Would private landowners grant hunting and fishing access more readily if they weren’t legally liable for the health and safety of their gun- and rod-wielding visitors?
In discussions of expanding access around the country, you hear this a lot: that legal liability is a big impediment to recreational access. But a review of case law indicates that it’s almost always a non-issue.
That’s the conclusion of Dr. Brett Wright, a professor of parks, recreation, and tourism management at Clemson University. He told attendees at last month’s North American Whitetail Summit that access for hunting remains a complex issue, but that liability exposure to landowners is more “myth than reality.”
In other words, if a hunter stumbles over a stump on your land and wrenches his knee, as the property owner you are almost certainly not responsible for the injury. Same for an angler who buries a treble hook in his buddy’s cheek while fishing your bass pond.
My own lawyers require me to say this: every case is unique and every landowner and guest should research their own legal responsibilities and liability exposure.
But the take-home message is that as long as you don’t charge a lease payment or a trespass fee, you probably have nothing to worry about – from a legal standpoint – if you invite a hunter or angler to your property. Knowing that, liability should not be an impediment to inviting sportsmen to recreate on your land.
“We must explode this myth of landowner liability,” said Dr. Wright, who noted that he’s a researcher, not a liability lawyer or a claims adjuster. Wright says the statistics are clear.

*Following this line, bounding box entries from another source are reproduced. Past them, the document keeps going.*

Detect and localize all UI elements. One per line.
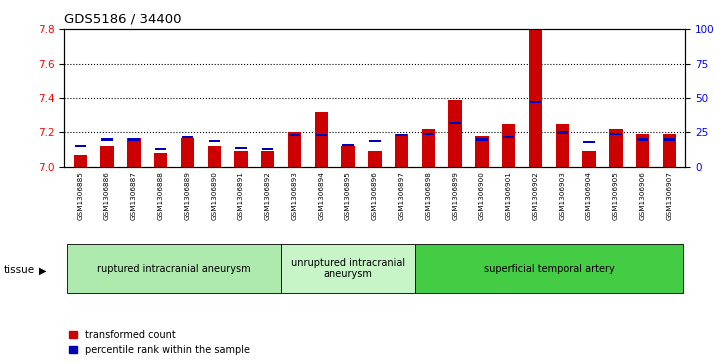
Text: GSM1306898: GSM1306898: [426, 171, 431, 220]
Text: GSM1306901: GSM1306901: [506, 171, 512, 220]
Text: tissue: tissue: [4, 265, 35, 276]
Text: GSM1306895: GSM1306895: [345, 171, 351, 220]
Bar: [663, 134, 676, 167]
Bar: [182, 135, 193, 138]
Text: ruptured intracranial aneurysm: ruptured intracranial aneurysm: [97, 264, 251, 274]
Bar: [261, 151, 274, 167]
Text: GSM1306891: GSM1306891: [238, 171, 244, 220]
Text: GSM1306899: GSM1306899: [452, 171, 458, 220]
Text: GSM1306896: GSM1306896: [372, 171, 378, 220]
Bar: [609, 129, 623, 167]
Bar: [75, 145, 86, 147]
Text: GSM1306893: GSM1306893: [291, 171, 298, 220]
Bar: [181, 138, 194, 167]
Text: GSM1306905: GSM1306905: [613, 171, 619, 220]
Text: GSM1306892: GSM1306892: [265, 171, 271, 220]
Bar: [315, 112, 328, 167]
Bar: [208, 140, 220, 142]
Bar: [415, 244, 683, 293]
Text: GSM1306885: GSM1306885: [77, 171, 84, 220]
Bar: [67, 244, 281, 293]
Bar: [503, 135, 514, 138]
Bar: [234, 151, 248, 167]
Text: GSM1306897: GSM1306897: [398, 171, 405, 220]
Text: GSM1306906: GSM1306906: [640, 171, 645, 220]
Text: GSM1306903: GSM1306903: [559, 171, 565, 220]
Bar: [101, 146, 114, 167]
Bar: [288, 132, 301, 167]
Bar: [423, 133, 434, 135]
Bar: [583, 151, 595, 167]
Bar: [208, 146, 221, 167]
Text: GDS5186 / 34400: GDS5186 / 34400: [64, 13, 182, 26]
Bar: [448, 100, 462, 167]
Bar: [476, 138, 488, 140]
Bar: [129, 138, 139, 140]
Text: GSM1306904: GSM1306904: [586, 171, 592, 220]
Text: GSM1306887: GSM1306887: [131, 171, 137, 220]
Bar: [530, 101, 541, 103]
Bar: [529, 29, 542, 167]
Bar: [101, 138, 113, 140]
Text: GSM1306900: GSM1306900: [479, 171, 485, 220]
Bar: [368, 151, 381, 167]
Text: GSM1306890: GSM1306890: [211, 171, 217, 220]
Bar: [555, 124, 569, 167]
Bar: [236, 147, 246, 149]
Bar: [664, 138, 675, 140]
Text: GSM1306889: GSM1306889: [184, 171, 191, 220]
Bar: [583, 141, 595, 143]
Bar: [316, 134, 327, 136]
Bar: [281, 244, 415, 293]
Bar: [343, 144, 353, 146]
Bar: [637, 138, 648, 140]
Bar: [450, 122, 461, 124]
Bar: [502, 124, 516, 167]
Text: ▶: ▶: [39, 265, 47, 276]
Bar: [341, 146, 355, 167]
Bar: [395, 134, 408, 167]
Bar: [74, 155, 87, 167]
Text: superficial temporal artery: superficial temporal artery: [483, 264, 614, 274]
Text: GSM1306902: GSM1306902: [533, 171, 538, 220]
Legend: transformed count, percentile rank within the sample: transformed count, percentile rank withi…: [69, 330, 250, 355]
Bar: [369, 140, 381, 142]
Bar: [636, 134, 649, 167]
Text: GSM1306894: GSM1306894: [318, 171, 324, 220]
Text: GSM1306886: GSM1306886: [104, 171, 110, 220]
Bar: [396, 134, 407, 136]
Bar: [422, 129, 435, 167]
Bar: [476, 136, 488, 167]
Text: unruptured intracranial
aneurysm: unruptured intracranial aneurysm: [291, 258, 405, 280]
Bar: [289, 134, 300, 136]
Bar: [155, 148, 166, 150]
Bar: [610, 133, 621, 135]
Text: GSM1306888: GSM1306888: [158, 171, 164, 220]
Bar: [262, 148, 273, 150]
Bar: [127, 138, 141, 167]
Text: GSM1306907: GSM1306907: [666, 171, 673, 220]
Bar: [557, 131, 568, 134]
Bar: [154, 153, 167, 167]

“The rate of liability cases has gone up from 17 to 22 percent” in the last decade, but on private land, the rate has declined 8 percent. “And almost none (of those private-land) cases had anything to do with hunting. Motorized sports and water sports by far had more legal action associated with those types of recreation.”
Still, liability is an issue some landowners cite when denying access to hunters. Some states, such as New York, are looking to clarify laws dealing with landowner liabity when granting recreational access.

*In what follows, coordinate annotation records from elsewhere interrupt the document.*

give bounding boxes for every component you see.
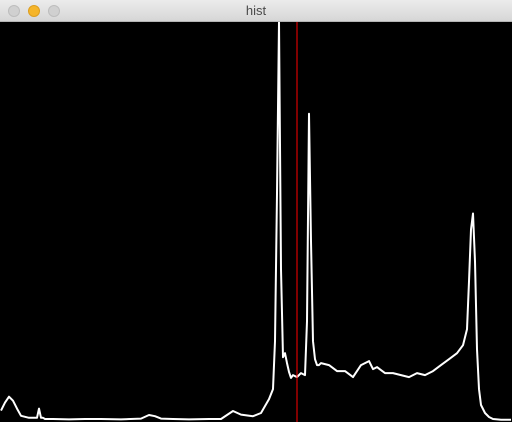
close-button[interactable] [8,5,20,17]
zoom-button[interactable] [48,5,60,17]
histogram-canvas [0,22,512,422]
window-title: hist [245,3,267,18]
histogram-chart [0,22,511,422]
title-bar[interactable]: hist [0,0,512,22]
minimize-button[interactable] [28,5,40,17]
histogram-line [0,22,511,421]
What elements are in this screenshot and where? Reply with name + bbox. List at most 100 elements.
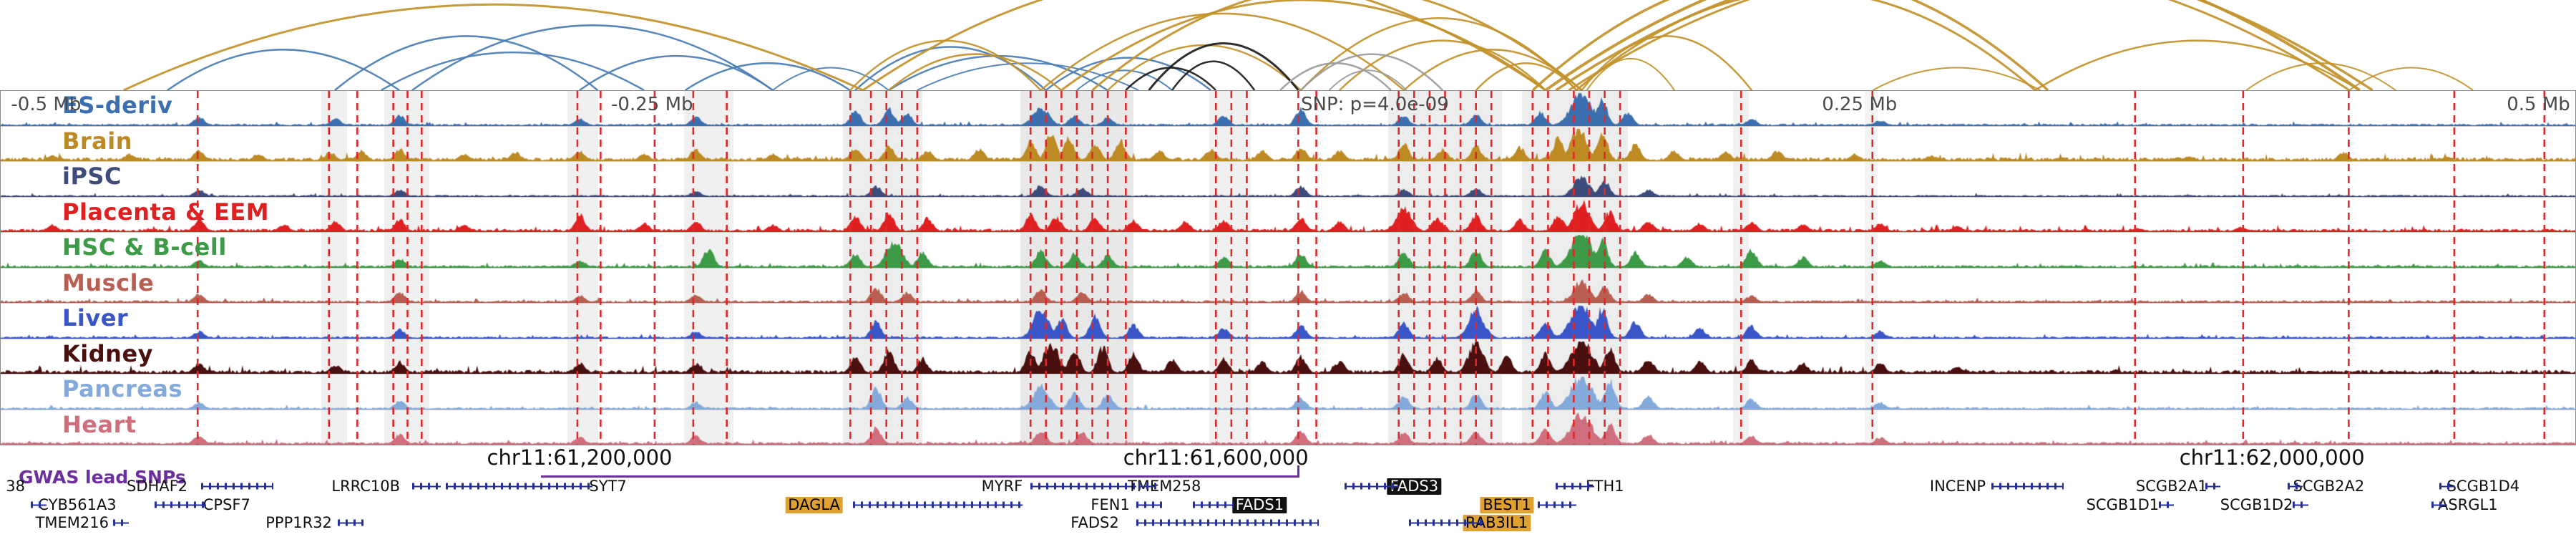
interaction-arc bbox=[1040, 12, 1405, 90]
interaction-arc bbox=[1586, 57, 1675, 90]
interaction-arc bbox=[1300, 17, 1578, 90]
track-label: Muscle bbox=[62, 268, 155, 296]
gene-label-fth1[interactable]: FTH1 bbox=[1585, 478, 1624, 495]
gene-body-line bbox=[113, 522, 129, 523]
gene-body-scgb1d1[interactable] bbox=[2158, 501, 2175, 508]
gene-body-syt7[interactable] bbox=[445, 483, 593, 490]
gene-body-scgb1d4[interactable] bbox=[2439, 483, 2455, 490]
gene-label-dagla[interactable]: DAGLA bbox=[785, 497, 843, 513]
gene-body-sdhaf2[interactable] bbox=[200, 483, 273, 490]
gene-body-fads1[interactable] bbox=[1192, 501, 1234, 508]
interaction-arc bbox=[1568, 0, 2351, 90]
signal-track-panel: ES-deriv Brain iPSC Placenta & EEM HSC & B-c… bbox=[0, 90, 2576, 445]
chromosome-coordinate-label: chr11:61,600,000 bbox=[1123, 445, 1309, 470]
gene-body-line bbox=[1409, 522, 1484, 523]
gene-label-rab3il1[interactable]: RAB3IL1 bbox=[1463, 515, 1531, 531]
gene-label-scgb1d4[interactable]: SCGB1D4 bbox=[2446, 478, 2520, 495]
gene-row-2: TMEM216 PPP1R32 FADS2 RAB3IL1 bbox=[0, 515, 2576, 531]
gene-label-fads3[interactable]: FADS3 bbox=[1387, 478, 1442, 495]
gene-label-cpsf7[interactable]: CPSF7 bbox=[203, 496, 250, 513]
gene-label-fads2[interactable]: FADS2 bbox=[1070, 514, 1119, 531]
interaction-arc bbox=[1045, 57, 1211, 90]
interaction-arc bbox=[684, 62, 851, 90]
gene-body-fads3[interactable] bbox=[1345, 483, 1399, 490]
lead-snp-lines-svg bbox=[196, 91, 2546, 445]
gene-label-myrf[interactable]: MYRF bbox=[981, 478, 1023, 495]
interaction-arc bbox=[888, 53, 1063, 90]
interaction-arc bbox=[1403, 49, 1583, 90]
gene-body-fads2[interactable] bbox=[1136, 519, 1319, 526]
track-row-muscle[interactable]: Muscle bbox=[1, 268, 2575, 304]
gene-label-38[interactable]: 38 bbox=[6, 478, 25, 495]
gene-body-best1[interactable] bbox=[1538, 501, 1577, 508]
track-row-liver[interactable]: Liver bbox=[1, 304, 2575, 339]
interaction-arc bbox=[1171, 60, 1256, 90]
interaction-arc bbox=[1339, 39, 1546, 90]
gene-body-line bbox=[1136, 522, 1319, 523]
signal-canvas bbox=[1, 304, 2575, 339]
gene-label-tmem258[interactable]: TMEM258 bbox=[1127, 478, 1201, 495]
gene-label-best1[interactable]: BEST1 bbox=[1480, 497, 1534, 513]
lead-snp-lines bbox=[1, 91, 2575, 445]
interaction-arc bbox=[1544, 0, 2361, 90]
track-row-pancreas[interactable]: Pancreas bbox=[1, 374, 2575, 410]
gene-body-line bbox=[2158, 504, 2175, 505]
gene-body-incenp[interactable] bbox=[1991, 483, 2064, 490]
gene-body-line bbox=[1192, 504, 1234, 505]
gene-body-dagla[interactable] bbox=[852, 501, 1023, 508]
track-label: Heart bbox=[62, 410, 137, 438]
gene-row-0: 38 SDHAF2 LRRC10B SYT7 MYRF TMEM258 FADS3 FTH1 I… bbox=[0, 478, 2576, 495]
gene-body-line bbox=[412, 485, 441, 487]
gene-body-tmem258[interactable] bbox=[1138, 483, 1157, 490]
gene-label-scgb2a1[interactable]: SCGB2A1 bbox=[2135, 478, 2207, 495]
gene-label-cyb561a3[interactable]: CYB561A3 bbox=[38, 496, 117, 513]
gene-label-tmem216[interactable]: TMEM216 bbox=[35, 514, 109, 531]
interaction-arc bbox=[1300, 53, 1443, 90]
gene-body-scgb2a1[interactable] bbox=[2205, 483, 2221, 490]
track-row-hsc-b-cell[interactable]: HSC & B-cell bbox=[1, 233, 2575, 268]
gene-label-fads1[interactable]: FADS1 bbox=[1232, 497, 1287, 513]
gene-label-incenp[interactable]: INCENP bbox=[1929, 478, 1986, 495]
gene-body-line bbox=[31, 504, 47, 505]
gene-body-cpsf7[interactable] bbox=[155, 501, 206, 508]
gene-body-line bbox=[1030, 485, 1136, 487]
interaction-arc bbox=[1576, 0, 2036, 90]
gene-body-fen1[interactable] bbox=[1136, 501, 1162, 508]
gene-body-rab3il1[interactable] bbox=[1409, 519, 1484, 526]
gene-body-line bbox=[852, 504, 1023, 505]
gene-body-scgb1d2[interactable] bbox=[2293, 501, 2308, 508]
gene-body-fth1[interactable] bbox=[1556, 483, 1595, 490]
gene-label-ppp1r32[interactable]: PPP1R32 bbox=[265, 514, 332, 531]
track-row-ipsc[interactable]: iPSC bbox=[1, 162, 2575, 198]
track-row-es-deriv[interactable]: ES-deriv bbox=[1, 91, 2575, 127]
interaction-arc bbox=[1076, 69, 1173, 90]
gene-label-scgb1d2[interactable]: SCGB1D2 bbox=[2220, 496, 2293, 513]
track-row-heart[interactable]: Heart bbox=[1, 410, 2575, 445]
gene-body-line bbox=[1538, 504, 1577, 505]
track-row-brain[interactable]: Brain bbox=[1, 126, 2575, 162]
gene-body-lrrc10b[interactable] bbox=[412, 483, 441, 490]
gene-body-cyb561a3[interactable] bbox=[31, 501, 47, 508]
gene-label-lrrc10b[interactable]: LRRC10B bbox=[331, 478, 401, 495]
gene-label-fen1[interactable]: FEN1 bbox=[1091, 496, 1130, 513]
gene-body-tmem216[interactable] bbox=[113, 519, 129, 526]
gene-label-sdhaf2[interactable]: SDHAF2 bbox=[127, 478, 188, 495]
interaction-arc bbox=[167, 49, 400, 90]
gwas-span-tick bbox=[1297, 465, 1299, 478]
gene-body-scgb2a2[interactable] bbox=[2287, 483, 2303, 490]
gene-body-asrgl1[interactable] bbox=[2431, 501, 2447, 508]
gene-row-1: CYB561A3 CPSF7 DAGLA FEN1 FADS1 BEST1 SCGB1D1 S… bbox=[0, 497, 2576, 513]
track-row-placenta-eem[interactable]: Placenta & EEM bbox=[1, 197, 2575, 233]
gene-label-scgb2a2[interactable]: SCGB2A2 bbox=[2293, 478, 2365, 495]
gene-label-scgb1d1[interactable]: SCGB1D1 bbox=[2086, 496, 2160, 513]
signal-canvas bbox=[1, 374, 2575, 410]
gene-label-syt7[interactable]: SYT7 bbox=[589, 478, 627, 495]
gene-body-myrf[interactable] bbox=[1030, 483, 1136, 490]
gene-label-asrgl1[interactable]: ASRGL1 bbox=[2437, 496, 2498, 513]
gene-body-ppp1r32[interactable] bbox=[337, 519, 364, 526]
interaction-arc bbox=[1328, 69, 1407, 90]
track-row-kidney[interactable]: Kidney bbox=[1, 339, 2575, 374]
track-label: Kidney bbox=[62, 339, 154, 367]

One of the great things about the Whitetail Summit, hosted by the Quality Deer Management Association, was the diverse mix of participants, many of whom shared tables at meals and breaks. During one of those informal chats, I asked the owner of a large insurance company about his take on Wright’s conclusion.
“From an individual landowner’s perspective, he’s probably correct,” said the insurance executive. “In almost every case I’m familiar with, legal liability resides with the guest, not the host. Plus, most homeowner policies extend some level of coverage to guests who are invited on to the property.”

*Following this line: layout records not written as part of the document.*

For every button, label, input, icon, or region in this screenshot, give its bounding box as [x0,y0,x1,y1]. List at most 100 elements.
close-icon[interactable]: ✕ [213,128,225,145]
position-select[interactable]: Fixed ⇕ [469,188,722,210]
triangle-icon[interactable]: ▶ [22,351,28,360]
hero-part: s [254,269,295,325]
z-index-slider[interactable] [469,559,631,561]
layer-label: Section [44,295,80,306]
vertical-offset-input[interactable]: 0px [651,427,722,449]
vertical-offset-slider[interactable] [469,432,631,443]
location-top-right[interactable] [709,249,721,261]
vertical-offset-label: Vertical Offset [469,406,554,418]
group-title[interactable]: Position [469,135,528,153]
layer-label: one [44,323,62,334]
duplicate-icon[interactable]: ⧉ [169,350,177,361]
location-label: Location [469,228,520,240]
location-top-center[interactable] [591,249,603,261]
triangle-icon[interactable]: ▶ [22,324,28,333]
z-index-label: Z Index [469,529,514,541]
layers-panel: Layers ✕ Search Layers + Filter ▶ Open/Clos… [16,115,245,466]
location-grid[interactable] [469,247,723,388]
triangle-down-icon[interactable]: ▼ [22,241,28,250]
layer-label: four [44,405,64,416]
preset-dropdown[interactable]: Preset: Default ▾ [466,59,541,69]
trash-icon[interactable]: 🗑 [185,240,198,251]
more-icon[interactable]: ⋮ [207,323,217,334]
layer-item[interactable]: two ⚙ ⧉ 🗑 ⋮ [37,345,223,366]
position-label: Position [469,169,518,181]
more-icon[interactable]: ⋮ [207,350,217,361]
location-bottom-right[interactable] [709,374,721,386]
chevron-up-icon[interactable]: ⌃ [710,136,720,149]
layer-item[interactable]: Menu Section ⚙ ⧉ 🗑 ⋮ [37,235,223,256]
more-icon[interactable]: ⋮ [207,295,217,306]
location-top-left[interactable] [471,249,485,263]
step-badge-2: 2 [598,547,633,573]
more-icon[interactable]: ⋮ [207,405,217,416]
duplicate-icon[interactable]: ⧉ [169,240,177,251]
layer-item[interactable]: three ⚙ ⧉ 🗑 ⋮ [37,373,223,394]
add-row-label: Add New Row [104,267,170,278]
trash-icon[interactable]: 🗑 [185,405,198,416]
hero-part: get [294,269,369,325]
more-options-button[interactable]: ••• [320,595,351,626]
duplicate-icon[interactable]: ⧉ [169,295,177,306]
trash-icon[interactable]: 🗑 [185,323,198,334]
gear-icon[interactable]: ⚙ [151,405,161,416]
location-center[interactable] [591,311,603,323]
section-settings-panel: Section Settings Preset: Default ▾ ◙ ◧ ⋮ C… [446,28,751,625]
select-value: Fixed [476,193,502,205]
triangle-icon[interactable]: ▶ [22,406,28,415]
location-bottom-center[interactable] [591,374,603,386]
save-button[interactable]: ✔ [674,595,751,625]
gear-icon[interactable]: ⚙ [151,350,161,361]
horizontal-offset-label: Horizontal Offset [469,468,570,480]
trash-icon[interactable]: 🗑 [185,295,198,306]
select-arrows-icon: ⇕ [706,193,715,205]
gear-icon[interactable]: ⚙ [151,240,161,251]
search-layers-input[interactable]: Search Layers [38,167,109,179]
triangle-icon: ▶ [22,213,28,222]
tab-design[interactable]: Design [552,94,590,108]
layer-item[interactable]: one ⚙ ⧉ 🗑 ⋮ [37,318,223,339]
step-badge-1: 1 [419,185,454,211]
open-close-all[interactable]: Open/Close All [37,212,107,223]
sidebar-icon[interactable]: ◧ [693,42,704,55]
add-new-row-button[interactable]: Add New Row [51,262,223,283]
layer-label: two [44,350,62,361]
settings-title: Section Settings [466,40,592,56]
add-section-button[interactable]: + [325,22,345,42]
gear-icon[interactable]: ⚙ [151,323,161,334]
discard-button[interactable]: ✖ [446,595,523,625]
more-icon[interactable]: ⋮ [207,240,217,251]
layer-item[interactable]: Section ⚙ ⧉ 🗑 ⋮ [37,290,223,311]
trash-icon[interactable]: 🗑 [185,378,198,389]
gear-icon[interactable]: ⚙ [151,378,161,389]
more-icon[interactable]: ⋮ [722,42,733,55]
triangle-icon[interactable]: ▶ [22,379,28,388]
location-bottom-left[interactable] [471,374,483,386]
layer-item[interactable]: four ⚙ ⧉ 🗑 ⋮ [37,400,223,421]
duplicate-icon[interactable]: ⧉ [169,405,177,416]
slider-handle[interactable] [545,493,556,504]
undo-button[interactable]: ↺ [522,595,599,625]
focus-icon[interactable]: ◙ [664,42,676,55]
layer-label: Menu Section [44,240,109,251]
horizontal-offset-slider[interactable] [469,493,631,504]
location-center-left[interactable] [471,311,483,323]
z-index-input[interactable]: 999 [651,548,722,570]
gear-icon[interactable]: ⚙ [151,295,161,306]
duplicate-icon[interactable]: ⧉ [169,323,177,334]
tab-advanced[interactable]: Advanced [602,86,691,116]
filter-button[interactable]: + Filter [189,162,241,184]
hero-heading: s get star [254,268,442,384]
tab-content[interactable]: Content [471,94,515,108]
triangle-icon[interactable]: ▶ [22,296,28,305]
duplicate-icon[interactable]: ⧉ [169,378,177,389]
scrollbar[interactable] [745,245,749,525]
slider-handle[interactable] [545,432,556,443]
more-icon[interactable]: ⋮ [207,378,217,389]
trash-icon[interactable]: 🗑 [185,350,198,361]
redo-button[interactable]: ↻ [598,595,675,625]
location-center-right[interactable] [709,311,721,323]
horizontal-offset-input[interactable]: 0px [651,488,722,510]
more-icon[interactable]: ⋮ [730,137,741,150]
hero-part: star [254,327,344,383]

But legal liability changes when you charge for access. The executive noted that he attended the summit “because we represent many of the largest landowners in the country—large corporate timberlands—and we indemnify them any time they lease land or host a hunting club on their properties.”
The insurance executive noted that the commercial transaction influences the liability curve.
“When you enter in to a contract for access, the calculus changes. We are interested in covering landowners in case of an accident, or a fire, or personal injury, or in a worst-case scenario, if one hunter shoots another.”